Fact Check on Quote Above: It is not true, in most instances, that foreigners take jobs at the top and bottom of the economic spectrum because “qualified Americans aren’t available or willing” to take those jobs. In fact, in almost all occupations native-born Americans are the majority of workers. In other words. most jobs are jobs Americans are willing to do.

One exception is agriculture where low pay and hard conditions make certain kinds of farm work unattractive to most Americans. Such work actually isn’t attractive to illegal aliens either. They only do farm work until they can find other options. This creates an endless cycle of illegal immigration to replace those who leave the farms.

The author seems to think it’s a problem if mechanization replaces farm labor. But that seems like a good solution if indeed there are not enough Americans to do the work. Of course this would cost growers an initial investment in machinery, but it would help spare society as a whole the numerous costs of illegal immigration.
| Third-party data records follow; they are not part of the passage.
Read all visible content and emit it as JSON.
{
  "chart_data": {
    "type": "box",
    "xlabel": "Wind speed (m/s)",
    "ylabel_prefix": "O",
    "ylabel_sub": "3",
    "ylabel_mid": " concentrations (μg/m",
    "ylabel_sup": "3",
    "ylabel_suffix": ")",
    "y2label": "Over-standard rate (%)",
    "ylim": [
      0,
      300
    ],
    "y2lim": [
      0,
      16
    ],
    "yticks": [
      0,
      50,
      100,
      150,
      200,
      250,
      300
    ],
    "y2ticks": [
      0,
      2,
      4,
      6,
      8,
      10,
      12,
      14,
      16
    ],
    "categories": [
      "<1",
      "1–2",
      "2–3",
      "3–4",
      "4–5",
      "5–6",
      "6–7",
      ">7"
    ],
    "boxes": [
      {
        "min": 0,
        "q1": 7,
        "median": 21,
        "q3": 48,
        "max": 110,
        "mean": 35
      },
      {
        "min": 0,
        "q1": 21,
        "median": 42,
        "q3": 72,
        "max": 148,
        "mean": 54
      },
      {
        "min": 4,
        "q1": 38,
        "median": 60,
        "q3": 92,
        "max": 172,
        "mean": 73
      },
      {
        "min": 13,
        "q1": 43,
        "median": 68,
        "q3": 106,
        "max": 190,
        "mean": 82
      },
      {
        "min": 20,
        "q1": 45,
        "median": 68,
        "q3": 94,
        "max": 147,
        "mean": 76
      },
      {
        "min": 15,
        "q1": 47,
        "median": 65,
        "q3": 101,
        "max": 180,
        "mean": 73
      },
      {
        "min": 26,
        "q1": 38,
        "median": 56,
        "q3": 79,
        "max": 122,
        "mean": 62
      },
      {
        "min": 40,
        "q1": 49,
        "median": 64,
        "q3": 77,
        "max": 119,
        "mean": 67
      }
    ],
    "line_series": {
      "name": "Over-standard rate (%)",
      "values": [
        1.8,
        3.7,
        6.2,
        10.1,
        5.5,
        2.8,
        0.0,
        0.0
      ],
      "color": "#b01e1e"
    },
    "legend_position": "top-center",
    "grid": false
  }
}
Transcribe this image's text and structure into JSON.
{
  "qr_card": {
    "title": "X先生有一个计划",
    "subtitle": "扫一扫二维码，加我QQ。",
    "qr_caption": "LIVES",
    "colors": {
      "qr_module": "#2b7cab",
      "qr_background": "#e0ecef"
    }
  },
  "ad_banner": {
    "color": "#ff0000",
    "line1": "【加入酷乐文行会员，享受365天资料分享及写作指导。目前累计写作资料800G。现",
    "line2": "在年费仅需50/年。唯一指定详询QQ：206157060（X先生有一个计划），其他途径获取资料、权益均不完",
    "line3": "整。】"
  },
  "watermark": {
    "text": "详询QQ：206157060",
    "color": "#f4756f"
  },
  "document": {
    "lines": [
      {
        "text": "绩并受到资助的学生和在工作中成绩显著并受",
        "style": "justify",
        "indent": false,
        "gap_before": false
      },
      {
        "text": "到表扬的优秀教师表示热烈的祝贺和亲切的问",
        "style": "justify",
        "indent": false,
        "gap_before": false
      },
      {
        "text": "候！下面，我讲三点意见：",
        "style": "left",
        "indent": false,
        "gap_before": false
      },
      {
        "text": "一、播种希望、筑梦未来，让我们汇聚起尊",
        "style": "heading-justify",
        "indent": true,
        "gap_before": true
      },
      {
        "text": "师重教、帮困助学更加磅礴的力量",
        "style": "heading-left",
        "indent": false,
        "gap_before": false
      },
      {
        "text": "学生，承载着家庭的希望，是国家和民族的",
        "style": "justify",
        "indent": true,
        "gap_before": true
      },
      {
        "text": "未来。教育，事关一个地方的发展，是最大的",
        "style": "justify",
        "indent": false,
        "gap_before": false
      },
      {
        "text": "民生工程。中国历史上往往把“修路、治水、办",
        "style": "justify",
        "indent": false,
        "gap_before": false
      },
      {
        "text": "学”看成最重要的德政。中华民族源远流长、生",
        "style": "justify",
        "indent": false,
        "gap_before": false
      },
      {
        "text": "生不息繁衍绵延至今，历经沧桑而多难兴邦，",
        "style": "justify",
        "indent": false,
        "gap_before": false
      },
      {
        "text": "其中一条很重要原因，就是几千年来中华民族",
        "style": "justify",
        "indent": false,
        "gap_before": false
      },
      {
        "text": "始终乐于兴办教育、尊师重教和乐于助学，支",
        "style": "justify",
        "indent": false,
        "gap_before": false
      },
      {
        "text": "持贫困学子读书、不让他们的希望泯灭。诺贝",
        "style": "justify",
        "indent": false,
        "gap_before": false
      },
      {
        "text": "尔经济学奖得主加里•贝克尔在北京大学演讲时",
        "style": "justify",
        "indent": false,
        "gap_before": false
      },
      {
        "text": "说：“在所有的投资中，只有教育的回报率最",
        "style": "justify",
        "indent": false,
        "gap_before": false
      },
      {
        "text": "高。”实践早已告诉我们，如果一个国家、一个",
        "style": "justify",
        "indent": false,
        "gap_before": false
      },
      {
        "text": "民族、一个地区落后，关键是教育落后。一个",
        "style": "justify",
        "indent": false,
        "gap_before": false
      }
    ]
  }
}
In any case, automation will be advancing throughout the economy in the near-future. According to some forecasts, nearly 40 percent of the jobs now done by people will be automated within the next ten to 15 years.  In that situation, immigration advocates will be hard-pressed to come up with any justification for mass immigration.

The author repeats the worn and bogus claim that we don’t have enough qualified people to fill available tech jobs. The truth is that companies prefer to hire foreigners on temporary visas because they can pay them less than Americans and can subject them harder working conditions. If there is a shortage of American tech workers, then why are nearly 75 percent of Americans with college degrees in tech and other STEM fields currently working in other occupations? This explains the supposedly low unemployment rate in tech. Qualified people are no longer trying to find work there.

Another relevant question to ask: If we really have a shortage of qualified tech workers, then why do tech companies often require U.S workers being terminated to train their foreign replacements? Obviously the people doing the training are more qualified than those being trained.

Whenever immigration advocates start talking about labor shortages, a grain of salt is strongly advised. The sources behind these claims are usually those of the cheap labor lobbies.